Trunk muscle cross sectional area
Significant increases in multifidus CSA were noted at right L4 and bilateral L5 (p=0.02 and 0.05 respectively). The right external oblique was also found to be increased in CSA (p=0.01).
When I read this article initially I was skeptical on two main points- firstly, lower limb and back injury incurred during the season was going to affect sway velocity and abdominal muscle thickness and secondly, won’t being mid season naturally lead to abdominal muscle thickness through increased activity and hypertrophy? In fact, it was reported that no concussed players reported lower back or lower limb injury that could confuse the findings of the study and most interestingly longitudinal studies have demonstrated that multifidus muscle CSA is actually decreases across the playing season(3)

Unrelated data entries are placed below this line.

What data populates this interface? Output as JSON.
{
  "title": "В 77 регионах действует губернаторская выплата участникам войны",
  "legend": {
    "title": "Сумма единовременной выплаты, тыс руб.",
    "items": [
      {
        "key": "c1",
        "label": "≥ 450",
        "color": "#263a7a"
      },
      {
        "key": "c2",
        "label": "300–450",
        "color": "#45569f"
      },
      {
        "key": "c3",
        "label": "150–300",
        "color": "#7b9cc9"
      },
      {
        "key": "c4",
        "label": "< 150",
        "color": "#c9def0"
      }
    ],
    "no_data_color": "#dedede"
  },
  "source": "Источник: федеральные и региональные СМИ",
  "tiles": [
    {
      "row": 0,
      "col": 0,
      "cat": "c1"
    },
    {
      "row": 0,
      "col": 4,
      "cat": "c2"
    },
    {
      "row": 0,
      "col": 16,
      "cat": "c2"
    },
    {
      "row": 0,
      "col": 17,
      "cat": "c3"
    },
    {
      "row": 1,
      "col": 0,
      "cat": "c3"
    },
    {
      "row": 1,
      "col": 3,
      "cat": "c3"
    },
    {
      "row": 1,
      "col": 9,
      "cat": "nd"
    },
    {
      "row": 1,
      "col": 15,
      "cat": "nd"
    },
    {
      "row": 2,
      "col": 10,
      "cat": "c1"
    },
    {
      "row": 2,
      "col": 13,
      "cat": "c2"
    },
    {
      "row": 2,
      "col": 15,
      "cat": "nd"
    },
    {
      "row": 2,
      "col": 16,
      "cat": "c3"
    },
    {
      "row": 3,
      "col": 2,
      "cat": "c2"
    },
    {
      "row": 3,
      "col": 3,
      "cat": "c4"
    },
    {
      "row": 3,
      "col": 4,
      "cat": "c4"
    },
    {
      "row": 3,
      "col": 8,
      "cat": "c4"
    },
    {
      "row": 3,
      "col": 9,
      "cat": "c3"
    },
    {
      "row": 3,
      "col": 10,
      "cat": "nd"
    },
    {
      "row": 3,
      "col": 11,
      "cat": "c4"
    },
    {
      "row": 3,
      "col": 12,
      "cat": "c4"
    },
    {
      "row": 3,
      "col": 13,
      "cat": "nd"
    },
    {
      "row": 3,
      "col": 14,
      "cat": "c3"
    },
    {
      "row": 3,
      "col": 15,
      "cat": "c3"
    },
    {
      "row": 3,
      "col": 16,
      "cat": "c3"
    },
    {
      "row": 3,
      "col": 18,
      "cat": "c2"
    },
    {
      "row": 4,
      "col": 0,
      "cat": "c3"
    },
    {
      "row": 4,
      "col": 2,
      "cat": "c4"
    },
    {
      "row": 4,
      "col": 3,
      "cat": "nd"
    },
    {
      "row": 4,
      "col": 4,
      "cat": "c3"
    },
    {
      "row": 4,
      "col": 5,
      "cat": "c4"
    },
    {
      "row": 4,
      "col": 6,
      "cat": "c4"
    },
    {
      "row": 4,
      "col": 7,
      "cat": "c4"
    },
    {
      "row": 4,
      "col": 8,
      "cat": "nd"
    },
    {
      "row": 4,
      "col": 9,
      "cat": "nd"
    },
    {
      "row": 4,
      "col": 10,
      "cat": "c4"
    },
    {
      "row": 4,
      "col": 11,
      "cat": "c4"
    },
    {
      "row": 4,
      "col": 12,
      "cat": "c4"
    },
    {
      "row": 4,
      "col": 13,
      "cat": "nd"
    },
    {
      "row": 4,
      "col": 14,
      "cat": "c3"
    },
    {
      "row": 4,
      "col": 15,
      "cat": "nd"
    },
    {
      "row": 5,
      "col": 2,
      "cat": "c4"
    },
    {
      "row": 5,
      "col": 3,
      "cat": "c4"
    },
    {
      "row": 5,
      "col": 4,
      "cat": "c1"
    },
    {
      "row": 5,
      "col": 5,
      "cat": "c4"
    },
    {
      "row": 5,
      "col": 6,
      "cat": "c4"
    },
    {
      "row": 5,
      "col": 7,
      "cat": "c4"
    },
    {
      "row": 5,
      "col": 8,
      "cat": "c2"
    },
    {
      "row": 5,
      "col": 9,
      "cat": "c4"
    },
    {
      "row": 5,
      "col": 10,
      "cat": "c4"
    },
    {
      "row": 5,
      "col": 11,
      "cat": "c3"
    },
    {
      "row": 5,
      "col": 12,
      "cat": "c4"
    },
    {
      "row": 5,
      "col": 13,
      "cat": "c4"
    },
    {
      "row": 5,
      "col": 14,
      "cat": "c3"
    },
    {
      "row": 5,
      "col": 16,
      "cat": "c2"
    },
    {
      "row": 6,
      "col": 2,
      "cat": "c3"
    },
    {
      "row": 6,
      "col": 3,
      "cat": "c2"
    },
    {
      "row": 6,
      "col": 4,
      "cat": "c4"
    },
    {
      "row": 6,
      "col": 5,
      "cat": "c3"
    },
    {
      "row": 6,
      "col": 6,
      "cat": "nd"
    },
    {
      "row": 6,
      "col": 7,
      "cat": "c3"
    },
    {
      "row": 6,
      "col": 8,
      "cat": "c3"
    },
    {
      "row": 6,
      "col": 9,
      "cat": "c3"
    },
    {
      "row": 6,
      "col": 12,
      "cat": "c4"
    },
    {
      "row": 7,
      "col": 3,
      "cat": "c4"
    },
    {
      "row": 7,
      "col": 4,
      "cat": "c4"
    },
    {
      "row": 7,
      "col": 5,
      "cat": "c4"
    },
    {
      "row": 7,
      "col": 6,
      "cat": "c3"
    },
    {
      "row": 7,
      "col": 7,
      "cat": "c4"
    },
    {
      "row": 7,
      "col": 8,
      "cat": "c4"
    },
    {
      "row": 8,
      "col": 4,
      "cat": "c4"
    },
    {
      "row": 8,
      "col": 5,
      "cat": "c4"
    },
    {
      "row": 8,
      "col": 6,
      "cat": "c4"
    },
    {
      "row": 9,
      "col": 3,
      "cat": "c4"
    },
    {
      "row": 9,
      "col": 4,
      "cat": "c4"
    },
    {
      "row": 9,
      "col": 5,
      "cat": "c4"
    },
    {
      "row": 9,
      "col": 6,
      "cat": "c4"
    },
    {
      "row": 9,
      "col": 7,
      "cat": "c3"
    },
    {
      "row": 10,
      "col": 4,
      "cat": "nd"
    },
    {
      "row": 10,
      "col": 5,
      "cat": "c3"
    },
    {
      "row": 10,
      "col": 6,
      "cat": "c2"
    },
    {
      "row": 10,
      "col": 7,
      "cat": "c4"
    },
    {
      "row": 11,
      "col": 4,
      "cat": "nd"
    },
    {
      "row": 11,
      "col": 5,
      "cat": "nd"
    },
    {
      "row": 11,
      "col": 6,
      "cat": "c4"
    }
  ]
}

This study demonstrates the presence of neuromuscular changes following concussion with significant decreases in sway velocity and increase in abdominal muscle cross sectional area (which we are extrapolating to an increase in tone). The exact mechanism for this is unknown. I think it’s likely that this was either related to a compensatory mechanism of splinting of the trunk or an alteration of the efferent input to the trunk stabilisers following abnormal afferent input from the cervical spine and vestibulo-oculomotor system.
Athletes post concussion may adopt a strategy of splinting to compensate for reduced balance and in doing so reduce their postural sway. This is also consistent with increased CSA of trunk stability muscles post concussion. These two factors on their own aren’t remarkable but when you consider them to be part of a larger system that demonstrates less capacity to compensate for postural adjustments and potentially absorb force when tackled, they become worth thinking about.